ABSTRACT

In the first half of the twentieth century, the American Irish left behind them much of the discrimination and impoverishment that had characterized the nineteenth century. The arrival in the United States from the 1880s onward of the ‘new immigrants’ from southern and eastern Europe was greeted by an upsurge of racial nativism. To many Americans, the cultures, religions and lifestyles of these ‘new immigrants’ seemed so strange that the Irish must have appeared quite normal by comparison. In racial terms, the Irish were soon begrudgingly included in the superior ‘Nordic’ or ‘Teutonic’ category, while southern and eastern Europeans were classified as inferior. The Catholicism of Irish Americans excluded them from full respectability in the United States for decades to come, until the election of John E Kennedy as president in 1960 finally settled that question.
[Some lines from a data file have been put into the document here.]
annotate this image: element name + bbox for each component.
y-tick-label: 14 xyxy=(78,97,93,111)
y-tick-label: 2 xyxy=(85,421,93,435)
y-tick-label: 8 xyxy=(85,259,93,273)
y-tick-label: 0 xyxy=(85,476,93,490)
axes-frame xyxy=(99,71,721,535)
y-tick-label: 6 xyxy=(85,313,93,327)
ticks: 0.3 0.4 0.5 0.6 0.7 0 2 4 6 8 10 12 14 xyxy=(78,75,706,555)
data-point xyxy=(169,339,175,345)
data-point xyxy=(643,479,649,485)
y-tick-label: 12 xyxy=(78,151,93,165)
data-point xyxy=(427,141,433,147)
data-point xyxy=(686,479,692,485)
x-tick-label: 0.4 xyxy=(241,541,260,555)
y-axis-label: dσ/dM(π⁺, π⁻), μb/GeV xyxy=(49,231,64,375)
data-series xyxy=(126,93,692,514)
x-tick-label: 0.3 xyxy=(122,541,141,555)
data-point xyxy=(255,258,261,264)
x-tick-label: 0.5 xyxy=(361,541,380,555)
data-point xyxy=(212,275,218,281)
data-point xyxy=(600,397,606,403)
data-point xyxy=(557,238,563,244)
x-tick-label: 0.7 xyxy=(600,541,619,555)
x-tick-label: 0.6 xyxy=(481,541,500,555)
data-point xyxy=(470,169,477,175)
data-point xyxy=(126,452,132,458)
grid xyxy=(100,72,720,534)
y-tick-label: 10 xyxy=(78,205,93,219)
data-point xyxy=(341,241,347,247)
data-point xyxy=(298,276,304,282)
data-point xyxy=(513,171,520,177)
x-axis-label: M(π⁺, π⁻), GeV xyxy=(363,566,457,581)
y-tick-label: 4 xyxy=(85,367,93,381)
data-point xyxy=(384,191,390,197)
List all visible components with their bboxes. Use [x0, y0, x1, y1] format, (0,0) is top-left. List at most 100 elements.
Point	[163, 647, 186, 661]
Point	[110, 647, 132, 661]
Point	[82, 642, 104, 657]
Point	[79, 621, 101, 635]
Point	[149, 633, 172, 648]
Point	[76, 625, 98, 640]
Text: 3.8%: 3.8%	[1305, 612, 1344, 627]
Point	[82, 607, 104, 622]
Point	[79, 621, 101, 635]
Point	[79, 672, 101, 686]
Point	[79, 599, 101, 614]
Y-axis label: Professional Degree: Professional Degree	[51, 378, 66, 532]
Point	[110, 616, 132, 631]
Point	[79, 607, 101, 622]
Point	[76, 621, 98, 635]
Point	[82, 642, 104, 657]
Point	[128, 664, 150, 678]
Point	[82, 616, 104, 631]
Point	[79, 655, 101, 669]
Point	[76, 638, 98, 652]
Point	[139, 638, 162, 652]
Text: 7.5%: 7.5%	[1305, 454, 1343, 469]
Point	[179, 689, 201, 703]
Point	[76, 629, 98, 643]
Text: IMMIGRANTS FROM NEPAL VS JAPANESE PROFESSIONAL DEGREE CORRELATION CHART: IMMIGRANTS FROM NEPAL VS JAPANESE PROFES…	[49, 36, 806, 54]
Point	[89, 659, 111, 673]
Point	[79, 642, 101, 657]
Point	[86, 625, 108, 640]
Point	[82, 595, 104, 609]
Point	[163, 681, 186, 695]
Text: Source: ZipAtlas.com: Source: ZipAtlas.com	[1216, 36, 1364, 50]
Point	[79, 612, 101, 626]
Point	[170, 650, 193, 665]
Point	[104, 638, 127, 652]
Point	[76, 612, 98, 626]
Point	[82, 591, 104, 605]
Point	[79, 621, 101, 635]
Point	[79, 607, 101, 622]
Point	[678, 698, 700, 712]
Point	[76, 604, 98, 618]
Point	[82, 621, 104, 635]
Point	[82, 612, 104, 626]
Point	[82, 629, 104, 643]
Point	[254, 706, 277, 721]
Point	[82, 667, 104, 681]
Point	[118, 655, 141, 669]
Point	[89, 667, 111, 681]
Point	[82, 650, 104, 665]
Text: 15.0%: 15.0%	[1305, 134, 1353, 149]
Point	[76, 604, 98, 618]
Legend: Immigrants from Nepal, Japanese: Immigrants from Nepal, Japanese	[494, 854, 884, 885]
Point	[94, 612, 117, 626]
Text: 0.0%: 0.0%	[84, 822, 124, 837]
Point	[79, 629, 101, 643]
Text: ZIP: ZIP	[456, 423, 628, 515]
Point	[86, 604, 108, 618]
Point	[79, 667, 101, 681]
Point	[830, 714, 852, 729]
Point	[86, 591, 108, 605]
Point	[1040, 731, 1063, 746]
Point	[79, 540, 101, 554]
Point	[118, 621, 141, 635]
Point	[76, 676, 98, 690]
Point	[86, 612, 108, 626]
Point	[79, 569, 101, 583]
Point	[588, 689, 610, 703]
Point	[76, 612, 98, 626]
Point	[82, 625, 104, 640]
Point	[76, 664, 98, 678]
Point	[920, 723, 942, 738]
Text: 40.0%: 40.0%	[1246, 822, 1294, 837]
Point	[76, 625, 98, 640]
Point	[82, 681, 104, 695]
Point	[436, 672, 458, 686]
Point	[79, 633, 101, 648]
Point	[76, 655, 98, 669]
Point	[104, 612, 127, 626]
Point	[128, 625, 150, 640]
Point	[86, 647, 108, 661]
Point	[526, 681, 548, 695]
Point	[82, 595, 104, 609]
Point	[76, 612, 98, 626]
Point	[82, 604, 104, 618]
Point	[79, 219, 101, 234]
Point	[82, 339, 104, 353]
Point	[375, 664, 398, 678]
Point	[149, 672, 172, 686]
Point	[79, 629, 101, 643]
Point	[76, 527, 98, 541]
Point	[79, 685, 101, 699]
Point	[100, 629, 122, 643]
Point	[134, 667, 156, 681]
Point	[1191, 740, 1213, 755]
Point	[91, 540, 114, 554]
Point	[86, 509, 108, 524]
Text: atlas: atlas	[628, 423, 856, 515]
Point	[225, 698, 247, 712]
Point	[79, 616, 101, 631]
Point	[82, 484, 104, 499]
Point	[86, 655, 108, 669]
But already, by the early twentieth century, the American Irish had achieved rough occupational and educational equality with the American population as a whole, and they considerably exceeded the ‘new immigrants’ in social mobility and success. 1 At the same time, they began to make their mark on American literature, played a disproportionately powerful role in the American labour movement, made a greater contribution than ever to Irish nationalism and continued to dominate both the Catholic Church and the politics of American cities. The American Irish, despite the forces of nativism and condescension that still surrounded them, began to come into their own in the first half of the twentieth century.